I got hooked not only because of the structure (each memory arrives as a vivid sensory postcard) but because of the way Shafak threads history, gender politics, and social critique into personal recollection. The book was published in 2019 and was shortlisted for the Booker Prize that year, which felt like a well-deserved spotlight. If you like books that mix social conscience with poetic storytelling — think warm, painful, and oddly hopeful — then Elif Shafak's voice here is something I still think about whenever I walk past crowded streets or late-night cafes.
Freya
Freya
2025-11-01 18:27:21
When I tell friends about '10 Minutes 38 Seconds in This Strange World' I always point to Elif Shafak as the author — she's the one who wrote that striking, sensory novel. I picked it up because of the premise: a woman's final minutes become a repository for memory, smell, taste, music, and friendship. Shafak, who writes in both English and Turkish, gives those ten minutes narrative weight; the book reads like a series of intimate vignettes that also double as social commentary. It was released in 2019 and even made the Booker Prize shortlist, which made me pay closer attention.

Beyond just that story, I like how Shafak's other works like 'The Forty Rules of Love' and 'The Bastard of Istanbul' have similar emotional reach — they mix history, spirituality, and politics in ways that stick.

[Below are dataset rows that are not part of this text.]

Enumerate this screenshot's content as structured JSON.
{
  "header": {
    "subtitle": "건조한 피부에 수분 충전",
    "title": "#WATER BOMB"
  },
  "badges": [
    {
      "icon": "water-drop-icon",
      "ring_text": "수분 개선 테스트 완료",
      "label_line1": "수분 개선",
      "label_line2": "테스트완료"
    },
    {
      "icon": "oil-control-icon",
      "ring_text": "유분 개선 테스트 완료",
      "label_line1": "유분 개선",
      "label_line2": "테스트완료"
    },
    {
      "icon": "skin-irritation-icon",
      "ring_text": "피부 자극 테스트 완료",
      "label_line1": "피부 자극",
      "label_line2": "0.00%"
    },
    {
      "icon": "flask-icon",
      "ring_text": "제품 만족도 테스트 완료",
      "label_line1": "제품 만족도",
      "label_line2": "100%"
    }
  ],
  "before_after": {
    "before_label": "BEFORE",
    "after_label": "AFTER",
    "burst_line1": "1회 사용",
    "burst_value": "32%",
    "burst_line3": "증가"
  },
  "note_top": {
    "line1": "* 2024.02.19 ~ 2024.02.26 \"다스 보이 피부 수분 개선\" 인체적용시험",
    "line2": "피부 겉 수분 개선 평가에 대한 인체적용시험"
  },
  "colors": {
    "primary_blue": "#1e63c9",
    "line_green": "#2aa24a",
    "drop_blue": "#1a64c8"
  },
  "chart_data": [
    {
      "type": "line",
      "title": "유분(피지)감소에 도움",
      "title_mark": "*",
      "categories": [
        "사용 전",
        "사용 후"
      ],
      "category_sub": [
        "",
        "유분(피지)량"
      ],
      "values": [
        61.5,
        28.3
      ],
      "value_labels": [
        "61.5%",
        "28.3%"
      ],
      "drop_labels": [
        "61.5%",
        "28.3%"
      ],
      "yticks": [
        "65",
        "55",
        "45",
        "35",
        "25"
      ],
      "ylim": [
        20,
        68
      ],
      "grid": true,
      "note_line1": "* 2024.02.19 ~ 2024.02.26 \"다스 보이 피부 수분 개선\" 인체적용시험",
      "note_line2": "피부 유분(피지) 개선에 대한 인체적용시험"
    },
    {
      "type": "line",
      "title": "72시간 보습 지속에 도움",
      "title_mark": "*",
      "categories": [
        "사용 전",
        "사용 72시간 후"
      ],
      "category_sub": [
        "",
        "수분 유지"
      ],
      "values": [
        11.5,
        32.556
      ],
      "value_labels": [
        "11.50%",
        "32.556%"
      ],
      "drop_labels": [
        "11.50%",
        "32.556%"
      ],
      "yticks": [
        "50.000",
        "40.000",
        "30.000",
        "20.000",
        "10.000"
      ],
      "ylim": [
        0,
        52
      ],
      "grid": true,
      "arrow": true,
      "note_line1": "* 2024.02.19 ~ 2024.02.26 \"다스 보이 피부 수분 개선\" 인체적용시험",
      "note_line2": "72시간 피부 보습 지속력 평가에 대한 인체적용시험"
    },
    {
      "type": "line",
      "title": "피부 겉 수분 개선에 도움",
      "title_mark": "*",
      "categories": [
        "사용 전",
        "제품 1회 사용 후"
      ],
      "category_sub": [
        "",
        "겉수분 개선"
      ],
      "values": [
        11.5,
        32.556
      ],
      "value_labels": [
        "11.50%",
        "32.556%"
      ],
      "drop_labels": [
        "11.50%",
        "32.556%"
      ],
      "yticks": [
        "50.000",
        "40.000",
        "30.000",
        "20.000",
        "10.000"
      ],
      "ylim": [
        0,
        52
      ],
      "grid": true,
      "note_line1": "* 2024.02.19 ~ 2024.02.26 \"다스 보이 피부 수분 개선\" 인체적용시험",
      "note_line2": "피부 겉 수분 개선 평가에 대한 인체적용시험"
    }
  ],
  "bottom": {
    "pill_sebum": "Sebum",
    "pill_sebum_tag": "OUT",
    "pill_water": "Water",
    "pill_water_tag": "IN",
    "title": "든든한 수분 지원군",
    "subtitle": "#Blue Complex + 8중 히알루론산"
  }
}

If you enjoy novels that are as much about the city and community as they are about the protagonist's inner life, this is a neat fit. Personally, it stayed with me for weeks afterward.
Nora
Nora
2025-11-02 15:05:02
Elif Shafak is the author of '10 Minutes 38 Seconds in This Strange World', a novel published in 2019 that was shortlisted for the Booker Prize. It’s a tightly wound exploration of memory, death, and marginal lives: the protagonist’s consciousness unspools for ten minutes and thirty-eight seconds after her body stops, and through that frame Shafak threads intimate backstories, friendships, and an evocative portrait of Istanbul. I admire how she balances political urgency with lyrical description—this book feels both tender and righteous. Reading it felt like being led through a city full of voices I hadn’t met before, and I came away impressed by her ability to make the overlooked feel essential, which is why this book has lingered with me.